This recently-awarded, one year (December 2011 – December 2012) project seeks to create a research network through which to develop a better understanding of the complexities and opportunities when researching multilingually. This under-investigated theme has been a concern of ours for some time. Thus, the AHRC project builds upon our exploratory seminar in Durham in 2010 and a colloquium of papers on this theme presented at the 2011 Annual Meeting of the British Association of Applied Linguists (BAAL).

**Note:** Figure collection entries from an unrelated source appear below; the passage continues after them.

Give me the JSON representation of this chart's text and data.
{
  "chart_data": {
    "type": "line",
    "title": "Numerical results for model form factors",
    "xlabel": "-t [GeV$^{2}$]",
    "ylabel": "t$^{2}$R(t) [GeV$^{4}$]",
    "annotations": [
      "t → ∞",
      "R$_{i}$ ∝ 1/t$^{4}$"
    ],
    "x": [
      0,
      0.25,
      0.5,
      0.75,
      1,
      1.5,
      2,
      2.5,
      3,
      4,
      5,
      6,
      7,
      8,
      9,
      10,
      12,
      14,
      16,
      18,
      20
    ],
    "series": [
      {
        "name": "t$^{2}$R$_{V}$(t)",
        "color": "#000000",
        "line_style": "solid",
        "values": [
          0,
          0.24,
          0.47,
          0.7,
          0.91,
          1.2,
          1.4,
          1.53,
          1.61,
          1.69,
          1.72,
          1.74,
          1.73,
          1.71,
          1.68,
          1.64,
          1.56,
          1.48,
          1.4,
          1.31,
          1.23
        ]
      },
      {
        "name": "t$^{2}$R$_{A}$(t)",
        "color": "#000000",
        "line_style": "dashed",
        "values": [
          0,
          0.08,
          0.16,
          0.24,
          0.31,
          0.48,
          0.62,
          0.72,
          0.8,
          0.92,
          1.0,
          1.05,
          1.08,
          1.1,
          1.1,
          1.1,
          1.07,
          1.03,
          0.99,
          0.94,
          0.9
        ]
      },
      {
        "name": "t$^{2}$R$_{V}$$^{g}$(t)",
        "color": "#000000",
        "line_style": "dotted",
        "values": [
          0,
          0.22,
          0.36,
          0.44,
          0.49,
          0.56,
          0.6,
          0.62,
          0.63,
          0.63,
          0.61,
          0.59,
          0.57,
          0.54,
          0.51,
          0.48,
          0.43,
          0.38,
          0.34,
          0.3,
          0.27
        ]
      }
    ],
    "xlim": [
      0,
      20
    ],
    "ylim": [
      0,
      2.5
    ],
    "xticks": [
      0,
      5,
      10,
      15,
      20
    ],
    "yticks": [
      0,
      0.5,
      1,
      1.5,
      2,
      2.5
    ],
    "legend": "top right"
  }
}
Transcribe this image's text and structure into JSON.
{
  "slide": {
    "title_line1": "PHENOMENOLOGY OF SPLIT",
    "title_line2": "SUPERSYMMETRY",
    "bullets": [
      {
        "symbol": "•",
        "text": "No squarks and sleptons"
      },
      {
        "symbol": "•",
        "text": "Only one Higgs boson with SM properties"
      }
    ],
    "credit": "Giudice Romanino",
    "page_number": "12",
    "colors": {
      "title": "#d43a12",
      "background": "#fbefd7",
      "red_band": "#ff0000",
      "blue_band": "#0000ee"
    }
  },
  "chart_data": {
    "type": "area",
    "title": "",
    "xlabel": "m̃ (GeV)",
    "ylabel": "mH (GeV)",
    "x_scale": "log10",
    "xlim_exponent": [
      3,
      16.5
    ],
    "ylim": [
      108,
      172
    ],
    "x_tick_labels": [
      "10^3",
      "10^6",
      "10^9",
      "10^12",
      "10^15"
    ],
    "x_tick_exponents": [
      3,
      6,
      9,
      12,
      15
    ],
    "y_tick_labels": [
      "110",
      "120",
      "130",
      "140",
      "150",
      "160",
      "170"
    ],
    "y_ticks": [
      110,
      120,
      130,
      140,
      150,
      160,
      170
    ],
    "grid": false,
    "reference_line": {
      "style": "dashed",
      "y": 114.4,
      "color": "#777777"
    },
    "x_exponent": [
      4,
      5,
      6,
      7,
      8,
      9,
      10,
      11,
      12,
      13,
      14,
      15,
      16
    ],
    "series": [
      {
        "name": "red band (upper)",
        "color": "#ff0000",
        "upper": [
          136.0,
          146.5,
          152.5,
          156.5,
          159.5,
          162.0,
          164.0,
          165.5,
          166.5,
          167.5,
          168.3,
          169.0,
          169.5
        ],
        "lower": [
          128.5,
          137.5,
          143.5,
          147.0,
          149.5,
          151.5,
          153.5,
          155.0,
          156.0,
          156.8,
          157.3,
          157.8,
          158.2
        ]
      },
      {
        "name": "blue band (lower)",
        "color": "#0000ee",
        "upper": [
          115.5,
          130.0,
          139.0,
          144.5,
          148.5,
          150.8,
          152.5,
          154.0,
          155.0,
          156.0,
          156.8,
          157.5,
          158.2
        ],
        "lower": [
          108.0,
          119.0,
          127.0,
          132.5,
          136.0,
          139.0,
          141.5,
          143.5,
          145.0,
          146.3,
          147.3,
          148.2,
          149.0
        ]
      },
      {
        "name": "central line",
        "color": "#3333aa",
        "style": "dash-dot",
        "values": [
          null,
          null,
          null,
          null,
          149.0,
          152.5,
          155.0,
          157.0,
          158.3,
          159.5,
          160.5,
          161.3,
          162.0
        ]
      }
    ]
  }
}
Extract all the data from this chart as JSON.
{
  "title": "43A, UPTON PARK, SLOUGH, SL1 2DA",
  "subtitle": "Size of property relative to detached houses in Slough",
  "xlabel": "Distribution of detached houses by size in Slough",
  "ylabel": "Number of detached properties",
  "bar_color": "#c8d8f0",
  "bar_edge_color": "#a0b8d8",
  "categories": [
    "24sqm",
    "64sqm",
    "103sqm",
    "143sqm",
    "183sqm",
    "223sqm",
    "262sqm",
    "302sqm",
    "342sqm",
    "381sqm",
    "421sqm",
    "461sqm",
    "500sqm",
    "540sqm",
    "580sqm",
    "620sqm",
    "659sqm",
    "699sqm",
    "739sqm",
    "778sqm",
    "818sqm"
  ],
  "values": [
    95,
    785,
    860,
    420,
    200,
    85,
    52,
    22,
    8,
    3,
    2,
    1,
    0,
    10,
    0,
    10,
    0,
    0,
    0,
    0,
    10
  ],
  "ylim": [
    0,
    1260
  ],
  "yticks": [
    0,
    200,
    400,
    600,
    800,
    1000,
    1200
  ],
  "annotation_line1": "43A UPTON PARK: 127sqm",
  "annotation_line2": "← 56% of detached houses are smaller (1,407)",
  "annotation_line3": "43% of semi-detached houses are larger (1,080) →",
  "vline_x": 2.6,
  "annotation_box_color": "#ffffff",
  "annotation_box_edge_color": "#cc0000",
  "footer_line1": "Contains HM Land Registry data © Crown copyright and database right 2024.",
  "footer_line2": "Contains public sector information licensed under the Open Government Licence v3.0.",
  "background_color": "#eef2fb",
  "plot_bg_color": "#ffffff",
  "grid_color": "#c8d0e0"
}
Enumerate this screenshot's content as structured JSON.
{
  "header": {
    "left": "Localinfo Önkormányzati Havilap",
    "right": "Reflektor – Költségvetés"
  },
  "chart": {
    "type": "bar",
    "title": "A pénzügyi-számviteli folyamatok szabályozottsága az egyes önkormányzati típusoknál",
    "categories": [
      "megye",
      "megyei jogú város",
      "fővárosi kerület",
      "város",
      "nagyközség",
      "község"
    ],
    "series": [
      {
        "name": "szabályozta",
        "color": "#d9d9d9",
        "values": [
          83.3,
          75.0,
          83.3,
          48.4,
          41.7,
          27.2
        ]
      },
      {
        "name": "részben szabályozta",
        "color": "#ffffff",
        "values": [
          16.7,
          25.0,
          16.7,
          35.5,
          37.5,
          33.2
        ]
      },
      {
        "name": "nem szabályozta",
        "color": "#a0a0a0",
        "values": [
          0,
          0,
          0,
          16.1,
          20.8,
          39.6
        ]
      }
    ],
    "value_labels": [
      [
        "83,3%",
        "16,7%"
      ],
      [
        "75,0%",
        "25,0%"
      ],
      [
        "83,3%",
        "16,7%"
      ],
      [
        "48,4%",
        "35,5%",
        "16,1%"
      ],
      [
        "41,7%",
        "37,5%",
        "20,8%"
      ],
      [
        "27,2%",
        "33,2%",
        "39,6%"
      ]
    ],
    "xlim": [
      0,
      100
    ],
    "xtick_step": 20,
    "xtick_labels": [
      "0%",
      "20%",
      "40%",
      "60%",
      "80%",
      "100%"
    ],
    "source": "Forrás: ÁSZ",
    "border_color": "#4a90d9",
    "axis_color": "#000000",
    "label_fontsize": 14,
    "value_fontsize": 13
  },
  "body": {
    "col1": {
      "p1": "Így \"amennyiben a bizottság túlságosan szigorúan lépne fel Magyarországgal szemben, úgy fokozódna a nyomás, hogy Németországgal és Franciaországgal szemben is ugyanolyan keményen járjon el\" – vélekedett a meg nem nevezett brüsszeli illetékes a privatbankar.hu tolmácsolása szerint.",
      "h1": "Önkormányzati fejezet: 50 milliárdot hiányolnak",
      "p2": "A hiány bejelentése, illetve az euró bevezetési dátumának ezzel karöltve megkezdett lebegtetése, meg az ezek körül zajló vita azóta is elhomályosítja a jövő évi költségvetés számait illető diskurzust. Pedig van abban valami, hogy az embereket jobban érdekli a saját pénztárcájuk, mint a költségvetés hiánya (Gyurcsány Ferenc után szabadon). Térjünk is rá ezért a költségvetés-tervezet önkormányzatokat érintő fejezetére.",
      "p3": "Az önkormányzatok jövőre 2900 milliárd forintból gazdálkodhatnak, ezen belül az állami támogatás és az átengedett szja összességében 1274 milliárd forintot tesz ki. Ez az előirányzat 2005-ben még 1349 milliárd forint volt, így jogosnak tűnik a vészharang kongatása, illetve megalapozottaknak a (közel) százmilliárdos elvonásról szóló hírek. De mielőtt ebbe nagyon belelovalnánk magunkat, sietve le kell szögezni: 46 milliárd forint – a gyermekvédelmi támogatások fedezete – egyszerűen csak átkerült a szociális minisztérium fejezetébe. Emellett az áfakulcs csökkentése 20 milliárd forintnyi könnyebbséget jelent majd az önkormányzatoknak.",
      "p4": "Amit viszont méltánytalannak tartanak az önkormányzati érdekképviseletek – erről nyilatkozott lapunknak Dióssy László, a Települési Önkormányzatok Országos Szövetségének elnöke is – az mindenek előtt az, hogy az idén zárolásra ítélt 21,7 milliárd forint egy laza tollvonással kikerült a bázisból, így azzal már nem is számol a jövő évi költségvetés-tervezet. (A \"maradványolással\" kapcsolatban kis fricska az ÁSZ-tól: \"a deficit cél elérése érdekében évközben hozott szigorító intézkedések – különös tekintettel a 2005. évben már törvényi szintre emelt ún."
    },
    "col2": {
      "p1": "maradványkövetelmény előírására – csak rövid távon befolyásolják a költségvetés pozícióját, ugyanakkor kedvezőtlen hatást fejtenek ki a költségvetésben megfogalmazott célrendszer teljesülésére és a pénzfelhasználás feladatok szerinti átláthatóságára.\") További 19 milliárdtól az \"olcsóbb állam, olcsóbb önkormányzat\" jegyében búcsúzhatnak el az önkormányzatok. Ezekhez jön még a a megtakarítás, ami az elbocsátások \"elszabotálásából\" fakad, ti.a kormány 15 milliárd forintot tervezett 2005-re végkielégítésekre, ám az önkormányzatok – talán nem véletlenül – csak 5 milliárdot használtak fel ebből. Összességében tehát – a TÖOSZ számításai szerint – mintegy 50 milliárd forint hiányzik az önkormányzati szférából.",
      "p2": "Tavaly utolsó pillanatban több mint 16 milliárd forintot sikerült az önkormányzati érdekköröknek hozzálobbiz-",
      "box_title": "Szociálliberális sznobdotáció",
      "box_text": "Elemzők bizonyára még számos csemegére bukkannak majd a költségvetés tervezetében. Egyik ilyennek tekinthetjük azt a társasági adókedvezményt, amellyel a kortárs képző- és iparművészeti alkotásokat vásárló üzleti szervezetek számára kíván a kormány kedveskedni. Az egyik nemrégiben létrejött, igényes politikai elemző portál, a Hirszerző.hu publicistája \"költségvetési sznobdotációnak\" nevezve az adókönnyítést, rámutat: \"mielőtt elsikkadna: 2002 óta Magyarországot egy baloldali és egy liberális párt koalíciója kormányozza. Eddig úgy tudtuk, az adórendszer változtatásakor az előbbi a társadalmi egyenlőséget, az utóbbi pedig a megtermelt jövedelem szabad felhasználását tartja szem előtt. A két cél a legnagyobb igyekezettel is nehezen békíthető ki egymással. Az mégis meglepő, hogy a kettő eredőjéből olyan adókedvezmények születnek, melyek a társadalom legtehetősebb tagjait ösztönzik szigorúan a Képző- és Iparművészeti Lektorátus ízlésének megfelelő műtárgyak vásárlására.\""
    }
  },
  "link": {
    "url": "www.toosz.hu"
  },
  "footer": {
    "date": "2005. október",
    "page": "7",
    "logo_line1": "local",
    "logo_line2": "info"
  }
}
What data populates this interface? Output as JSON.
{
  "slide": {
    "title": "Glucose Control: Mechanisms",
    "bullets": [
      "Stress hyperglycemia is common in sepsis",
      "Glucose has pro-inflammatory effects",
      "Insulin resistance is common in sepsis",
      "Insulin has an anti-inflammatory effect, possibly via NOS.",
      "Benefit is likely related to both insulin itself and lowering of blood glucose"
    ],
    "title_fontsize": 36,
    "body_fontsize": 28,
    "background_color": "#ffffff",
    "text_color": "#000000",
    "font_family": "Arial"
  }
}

We are now inviting researchers with experience of multilingual research design and practice (in whatever disciplinary context and with whatever combination of languages) to join this network in order to share insights into how researchers working multilingually theorise and operationalise their research design. We are interested in all aspects of the multilingual research process: including the use of literatures, the design of data collection and generation instruments, the management of data sets, the data analysis and interpretation processes and outcomes, the presentation (oral and written) of the study with all the representational issues this involves. We are also interested in how research contexts (e.g., examined doctoral studies, funded research projects, community research involving local authorities and charities, etc.) might inform researchers’ decisions and practices about the potential multilingual dimensions of their work.
The sharing of such insights is taking place through three 2-day seminars in 2012 (one in Durham, one in Bristol and one in Manchester). Some contributions might be case studies of particular practices of a study undertaken multilingually; others might focus on the issues that arise in particular research contexts; and others might present possible ways of theorising/operationalising the researching multilingually theme. For participants, an outcome of the seminars will be the opportunity to submit an article on the “researching multilingually” aspects of their work for publication in a journal special issue or as a book chapter (both edited by the research team).